The boy’s unhappiness at being separated from girlfriend and schoolpals was touchingly evoked, but you also got the real sense of a loving family who, happily for the viewer, were also very likeable. As the film ended, the parents and little girls seemed to be making a real go of their new life and one wished them well. The son, though, was still intent on returning to Ireland. You wished him well, too.
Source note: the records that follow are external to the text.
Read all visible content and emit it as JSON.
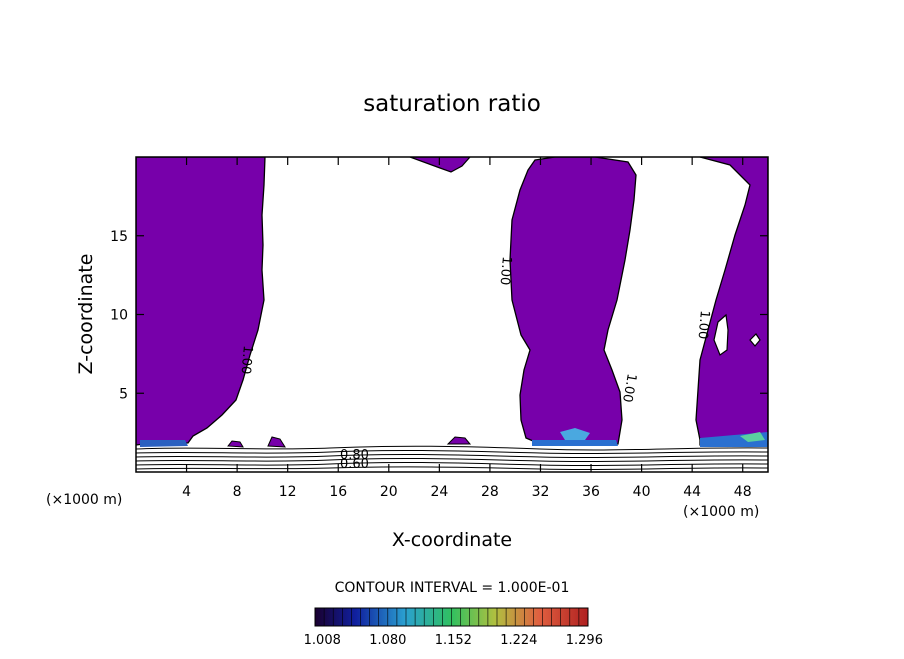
{
  "chart_data": {
    "type": "contour",
    "title": "saturation ratio",
    "xlabel": "X-coordinate",
    "ylabel": "Z-coordinate",
    "x_unit": "(×1000 m)",
    "x_unit_right": "(×1000 m)",
    "xlim": [
      0,
      50
    ],
    "ylim": [
      0,
      20
    ],
    "x_ticks": [
      4,
      8,
      12,
      16,
      20,
      24,
      28,
      32,
      36,
      40,
      44,
      48
    ],
    "y_ticks": [
      5,
      10,
      15
    ],
    "contour_interval_text": "CONTOUR INTERVAL = 1.000E-01",
    "contour_line_labels": [
      "1.00",
      "1.00",
      "1.00",
      "1.00",
      "0.80",
      "0.60"
    ],
    "colorbar": {
      "tick_labels": [
        "1.008",
        "1.080",
        "1.152",
        "1.224",
        "1.296"
      ],
      "range": [
        1.0,
        1.3
      ]
    },
    "grid": false,
    "colors": {
      "saturated_fill": "#7700aa",
      "colorbar_stops": [
        "#1a0030",
        "#1020a0",
        "#2aa0d0",
        "#30c060",
        "#c0c040",
        "#e06040",
        "#b02020"
      ]
    }
  }
}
Five Women Go Back to Work (RTE1) does exactly what it says in the title, sending five women who’ve been out of employment for the last few years back into the workforce – in this case, a publishing firm where their attempt to set up a magazine is being monitored by a couple of smug know-alls in charge. So far the viewer has learned that it’s not easy to return to work when you’re middle-aged and have been out of the loop for some time. This isn’t exactly an astonishing revelation and not exactly a compelling series, but the chosen women make for agreeable company.

TG4’s Eochair an Chra is a reality show in which a prospective suitor takes a look around the houses of three candidates and, from the evidence of what’s contained in their abodes,  chooses one of them for an assignation. In other words, it’s Blind Date meets Through the Keyhole, but it’s winningly overseen by presenter Eibhlin Ni Chonghaile and psychologist Kevin O hEadhra and I watched it with pleasure, while reflecting that on RTE such a show would be so overloaded with gimmickry and so dependent on a pushy host as to be unbearable.

There were no gimmicks, either, in the first instalment of TG4’s Craiceann Geal Croi Marbh in which Dermot Somers is following the first expedition through Australia in the 1860s led by Irishman  Robert O’Hara Burke, whose “good breeding” and military background didn’t qualify him for the task. The quirky Somers is an enlivening and informative guide and the photography is stunning.

Countdown (Channel 4) is back, this time with Sky’s soccer moutermouth Jeff Stelling in the chair and with leggy blond mathematician Rachel Riley doing Carol Vorderman’s chores. They seem an agreeable duo, and Rachel will certainly have her male admirers, but I’m afraid Countdown died when Richard Whiteley passed away and there’s no use pretending otherwise. Perpetuating the show with newcomers is like Morecame and Wise without either Eric or Ernie.